In fact, it seems that many of the fields with large residuals have large numbers of calibrators (and _all_ have > 50).

Furthermore, there seem to be too few Gaia matches per CCD to be able to split them into smaller spatial regions. 

#### What is the median magnitude of sources that contributed to the astrometric solution?

In [None]:
# Just to try to understand the previous two plots, check the median mag of astrometric calibrators:
if np.sum(ufilt) > 0:
    plt.plot(med_mag_astrom[ufilt], medAstromOffsets[ufilt], '.', ms=15, color='Teal', label='HSC-U')
if np.sum(gfilt) > 0:
    plt.plot(med_mag_astrom[gfilt], medAstromOffsets[gfilt], '.', ms=15, color='Green', label='HSC-G')
if np.sum(rfilt) > 0:
    plt.plot(med_mag_astrom[rfilt], medAstromOffsets[rfilt], '.', ms=15, color='Goldenrod', label='HSC-R')
if np.sum(ifilt) > 0:
    plt.plot(med_mag_astrom[ifilt], medAstromOffsets[ifilt], '.', ms=15, color='Red', label='HSC-I')
if np.sum(zfilt) > 0:
    plt.plot(med_mag_astrom[zfilt], medAstromOffsets[zfilt], '.', ms=15, color='Sienna', label='HSC-Z')
if np.sum(yfilt) > 0:
    plt.plot(med_mag_astrom[yfilt], medAstromOffsets[yfilt], '.', ms=15, color='Black', label='HSC-Y')
#plt.plot(med_mag_astrom, medAstromOffsets, 'k.', ms=15)
plt.xlabel('median mag of astrometric calibrators')
plt.ylabel('median astrometric residual (mas)')
plt.hlines(astrometricAccuracy, 0, 1000, linestyle='dashed', label='Requirement')
plt.hlines(med_offset, 0, 100, linestyle='dotted', linewidth=3, color='red', label='median: '+f'{med_offset:6.2F} mas')
plt.xlim(np.min(med_mag_astrom)*0.95,np.max(med_mag_astrom)*1.05)
plt.ylim(0,np.max(medAstromOffsets)*1.1)
plt.legend()
plt.minorticks_on()
plt.show()

It seems that many of the fields with large astrometric residuals when compared to Gaia were calibrated using faint stars. These may be deep exposures, so that many Gaia objects saturate, or some other similar effect. 

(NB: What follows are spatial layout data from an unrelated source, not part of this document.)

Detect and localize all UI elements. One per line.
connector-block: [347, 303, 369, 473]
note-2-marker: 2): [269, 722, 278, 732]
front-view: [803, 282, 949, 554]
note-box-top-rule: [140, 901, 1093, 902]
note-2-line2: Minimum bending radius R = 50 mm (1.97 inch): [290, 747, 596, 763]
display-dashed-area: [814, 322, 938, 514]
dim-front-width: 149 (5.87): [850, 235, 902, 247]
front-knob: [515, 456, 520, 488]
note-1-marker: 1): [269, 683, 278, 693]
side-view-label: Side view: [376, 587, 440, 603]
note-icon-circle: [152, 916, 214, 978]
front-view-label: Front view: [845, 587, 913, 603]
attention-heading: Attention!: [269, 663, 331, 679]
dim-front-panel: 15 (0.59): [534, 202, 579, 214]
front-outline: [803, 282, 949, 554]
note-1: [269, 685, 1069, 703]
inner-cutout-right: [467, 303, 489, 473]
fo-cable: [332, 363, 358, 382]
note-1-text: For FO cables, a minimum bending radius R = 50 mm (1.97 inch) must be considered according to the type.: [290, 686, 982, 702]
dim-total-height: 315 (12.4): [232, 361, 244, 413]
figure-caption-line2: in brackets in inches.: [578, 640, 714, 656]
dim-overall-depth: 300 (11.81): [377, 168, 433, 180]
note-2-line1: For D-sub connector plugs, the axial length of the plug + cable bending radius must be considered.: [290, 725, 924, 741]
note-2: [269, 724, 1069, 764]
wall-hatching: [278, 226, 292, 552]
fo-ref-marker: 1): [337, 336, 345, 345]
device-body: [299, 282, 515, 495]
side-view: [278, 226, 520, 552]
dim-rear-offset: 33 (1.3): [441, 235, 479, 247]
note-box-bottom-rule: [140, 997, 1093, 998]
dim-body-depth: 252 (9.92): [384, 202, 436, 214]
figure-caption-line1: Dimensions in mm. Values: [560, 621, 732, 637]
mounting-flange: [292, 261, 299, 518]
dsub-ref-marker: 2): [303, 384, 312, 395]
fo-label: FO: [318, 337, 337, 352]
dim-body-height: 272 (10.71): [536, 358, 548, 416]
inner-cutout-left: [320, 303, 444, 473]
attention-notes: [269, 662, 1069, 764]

Because a small fraction of fields do not meet the criterion, the test for LVV-T40 technically does not pass. Given that ~98% of the selected CCDs met the astrometric accuracy criterion, and that the small number not passing may be due to a lack of Gaia reference catalog objects, or data quality issues with the input images (i.e., _not_ due to a deficiency in DM algorithms), we consider the result of this test __"Pass."__ However, we recommend that the required fraction of images meeting the astrometric accuracy criterion should be clarified, and that the data quality selection needed to test this requirement should be better defined.